The New York Metropolitan Transportation Authority, North America's largest transportation network, may need to raise fares, cut service or find new subsidies when its federal COVID-19 pandemic relief funds run out in 2025, according to a report issued Tuesday by the New York State comptroller.
The MTA relies on farebox revenue more than many other large transit agencies. While agencies serving Boston, Chicago, Philadelphia and Washington, D.C. received 31% to 35.7% of revenue from fares in 2019, MTA fares accounted for 42.1% of revenue that year. With lower ridership today, the MTA’s farebox revenue is just 24.5% of the agency’s $15.7 billion revenue.
The comptroller questioned the MTA’s plan to reduce the budget gap by paying down some of its debt, which stands at nearly $45 billion according to the agency’s November 2022 finance committee book. “The MTA has suggested it can reduce budget gaps by paying debt off early, but more can be done now to find cost savings and generate revenue to close gaps sooner,” New York State Comptroller Thomas DiNapoli said in a press release.
Weekday ridership remains at about 60% to 65% of pre-pandemic levels, and the MTA’s consultant, McKinsey & Company, projects ridership to reach between 73% and 88% by 2026. Asked if ridership will ever return to pre-pandemic levels during a recent interview on NY1’s Inside City Hall, MTA Chairman Janno Lieber said, “It's unclear right now. Work from home is here to stay.”
This is not the first time the state comptroller has warned the MTA about its financial situation. In July, the comptroller said that at current ridership levels, the agency would face increasing deficits beginning in 2025.

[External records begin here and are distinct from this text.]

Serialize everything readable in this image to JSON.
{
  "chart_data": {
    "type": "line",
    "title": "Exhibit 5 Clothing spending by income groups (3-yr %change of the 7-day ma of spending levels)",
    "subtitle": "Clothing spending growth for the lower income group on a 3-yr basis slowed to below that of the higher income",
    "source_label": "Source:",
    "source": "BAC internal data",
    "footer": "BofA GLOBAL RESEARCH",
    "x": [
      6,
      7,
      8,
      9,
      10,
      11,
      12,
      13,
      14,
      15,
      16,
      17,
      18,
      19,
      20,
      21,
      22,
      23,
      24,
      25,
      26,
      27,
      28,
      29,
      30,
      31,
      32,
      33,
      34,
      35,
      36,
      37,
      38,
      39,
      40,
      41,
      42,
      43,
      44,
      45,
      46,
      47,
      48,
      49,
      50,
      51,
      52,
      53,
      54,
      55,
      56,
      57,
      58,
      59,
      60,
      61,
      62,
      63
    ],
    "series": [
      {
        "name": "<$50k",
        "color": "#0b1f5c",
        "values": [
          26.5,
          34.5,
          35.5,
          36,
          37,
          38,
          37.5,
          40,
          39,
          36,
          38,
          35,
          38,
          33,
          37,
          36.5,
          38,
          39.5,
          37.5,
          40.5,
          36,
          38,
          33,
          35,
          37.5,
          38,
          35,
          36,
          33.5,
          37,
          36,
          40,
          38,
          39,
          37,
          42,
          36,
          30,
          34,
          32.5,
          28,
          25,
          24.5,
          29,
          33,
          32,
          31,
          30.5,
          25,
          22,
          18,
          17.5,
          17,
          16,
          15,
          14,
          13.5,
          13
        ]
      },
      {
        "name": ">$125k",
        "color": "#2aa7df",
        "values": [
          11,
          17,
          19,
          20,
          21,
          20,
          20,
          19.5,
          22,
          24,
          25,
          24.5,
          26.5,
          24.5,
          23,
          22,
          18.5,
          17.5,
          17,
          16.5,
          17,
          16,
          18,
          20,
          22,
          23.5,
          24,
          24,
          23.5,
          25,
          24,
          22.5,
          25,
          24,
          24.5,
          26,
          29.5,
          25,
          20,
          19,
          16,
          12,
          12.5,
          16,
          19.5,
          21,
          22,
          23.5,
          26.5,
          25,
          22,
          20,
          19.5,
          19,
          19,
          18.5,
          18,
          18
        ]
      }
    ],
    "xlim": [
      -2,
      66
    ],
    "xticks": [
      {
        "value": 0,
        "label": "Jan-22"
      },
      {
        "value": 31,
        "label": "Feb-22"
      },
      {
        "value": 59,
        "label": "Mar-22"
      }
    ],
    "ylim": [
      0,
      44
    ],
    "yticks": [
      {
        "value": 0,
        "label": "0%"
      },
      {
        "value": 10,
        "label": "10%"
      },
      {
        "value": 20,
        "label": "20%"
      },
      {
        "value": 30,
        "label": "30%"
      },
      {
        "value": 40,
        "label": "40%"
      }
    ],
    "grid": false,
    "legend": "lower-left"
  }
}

However, at a Board committee meeting Tuesday, Mark Young, the MTA’s deputy chief for management and budget, said that farebox revenue year-to-date in October was $151 million above the mid-year plan and that year-to-date expenses were $447 million less than anticipated.
“No one wants to see steep fare hikes or service cuts,” said DiNapoli in a press release. “However, it is unclear how the MTA will avoid these outcomes unless it lays out additional options for the public and its funding partners to consider.”